Ein kurzes Zögern. »Der Häftling und ich haben miteinander diskutiert. Aber ich erinnere Sie daran, daß alles, was zwischen einem Geistlichen und einem zum Tode Verurteilten gesprochen wird, dem Beichtgeheimnis unterliegt und...«
Ainslie unterbrach ihn. »Das weiß ich, Pater, aber ich erinnere Sie daran, daß ich in Miami bin - vierhundert Meilen entfernt -und nicht die ganze Nacht durchfahre, nur weil's diesem Spinner plötzlich einfällt, es wäre nett, noch mal mit mir zu reden.«
Ainslie wartete. Dann schien der Geistliche eine Entscheidung zu treffen. »Er will gestehen, sagt er.«
Das war ein Schock für Ainslie, der alles andere erwartet hätte. Er fühlte sein Herz rascher schlagen. »Was gestehen? Meinen Sie alle Morde?«
Das waren logische Fragen. Vor dem Schwurgericht, das Elroy Doil wegen eines bestialischen Doppelmords schuldig gesprochen und zum Tod verurteilt hatte, hatte er trotz erdrückender Schuldbeweise hartnäckig seine Unschuld beteuert. Ebenso nachdrücklich hatte er geleugnet, zehn weitere Morde - ganz eindeutig Serienmorde - verübt zu haben, derentwegen er nicht angeklagt worden war, die aber nach Überzeugung der Ermittler ebenfalls auf sein Konto gingen.

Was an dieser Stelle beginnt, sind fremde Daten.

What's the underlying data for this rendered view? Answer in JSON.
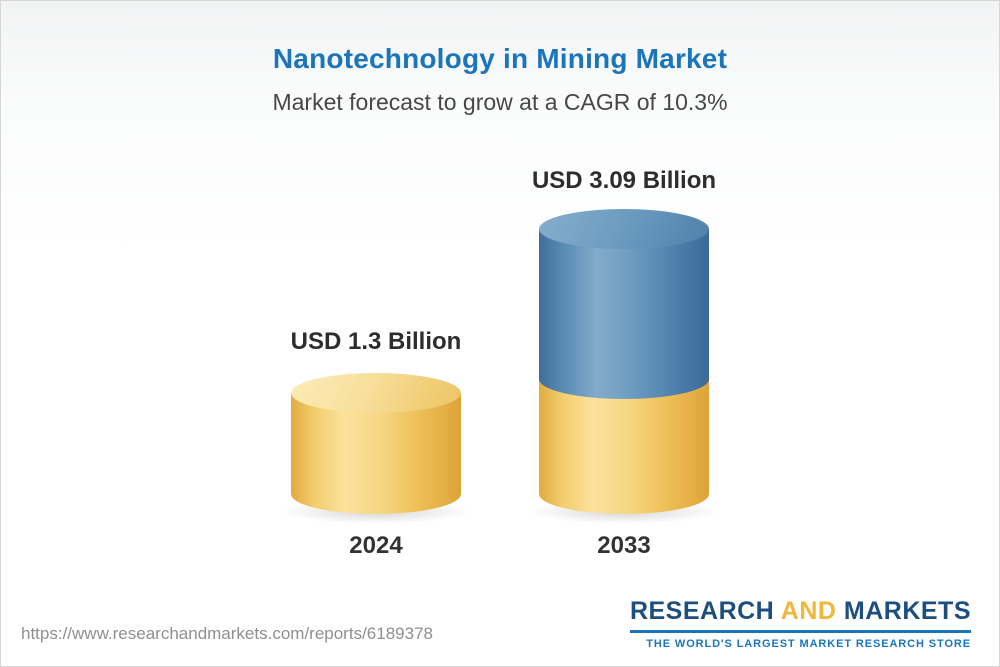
{
  "header": {
    "title": "Nanotechnology in Mining Market",
    "subtitle": "Market forecast to grow at a CAGR of 10.3%"
  },
  "chart_data": {
    "type": "bar",
    "title": "Nanotechnology in Mining Market",
    "subtitle": "Market forecast to grow at a CAGR of 10.3%",
    "units": "USD Billion",
    "cagr": "10.3%",
    "categories": [
      "2024",
      "2033"
    ],
    "values": [
      1.3,
      3.09
    ],
    "value_labels": [
      "USD 1.3 Billion",
      "USD 3.09 Billion"
    ],
    "legend": "off",
    "grid": "off",
    "colors": {
      "bar_gold": "#F2CB66",
      "bar_blue": "#5C8EB6",
      "title_blue": "#1B75BC"
    }
  },
  "footer": {
    "url": "https://www.researchandmarkets.com/reports/6189378",
    "logo": {
      "word1": "RESEARCH",
      "word2": "AND",
      "word3": "MARKETS",
      "tagline": "THE WORLD'S LARGEST MARKET RESEARCH STORE"
    }
  }
}
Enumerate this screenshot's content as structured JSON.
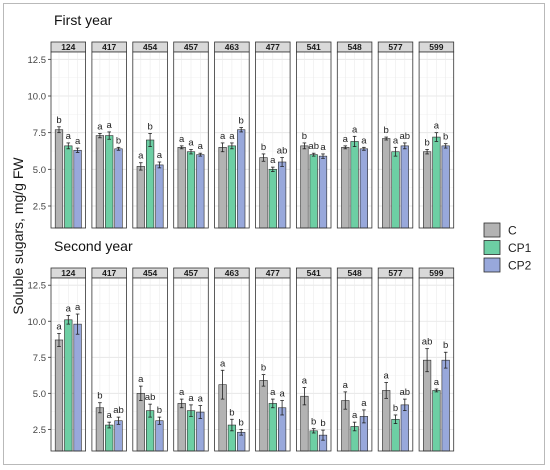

»Ich habe keine Ahnung, was er gestehen will. Das müssen Sie schon selbst herausfinden.«
»Scheiße!«
»Wie bitte?«
»Ich habe Scheiße gesagt, Pater. Ein Wort, das Sie bestimmt auch schon ein- bis zweimal benutzt haben.«
»Grobheiten sind überflüssig, Sergeant.«
Ainslie ächzte vernehmlich, weil er plötzlich in einem Dilemma steckte.
War Animal zu diesem späten Zeitpunkt bereit, nicht nur einen, sondern alle von ihm verübten Serienmorde zu gestehen, mußte seine Aussage zu Protokoll genommen werden. Das hatte vor allem einen Grund: Einige lautstarke Protestierer, darunter eine Initiative zur Abschaffung der Todesstrafe, glaubten noch jetzt an Doils Unschuldsbeteuerungen und behaupteten, das Verfahren gegen ihn sei durchgepeitscht worden, weil die aufgebrachte Öffentlichkeit die Aburteilung irgendeines Täters gefordert habe - und das so schnell wie möglich. Ein Geständnis Doils würde dieses Argument widerlegen.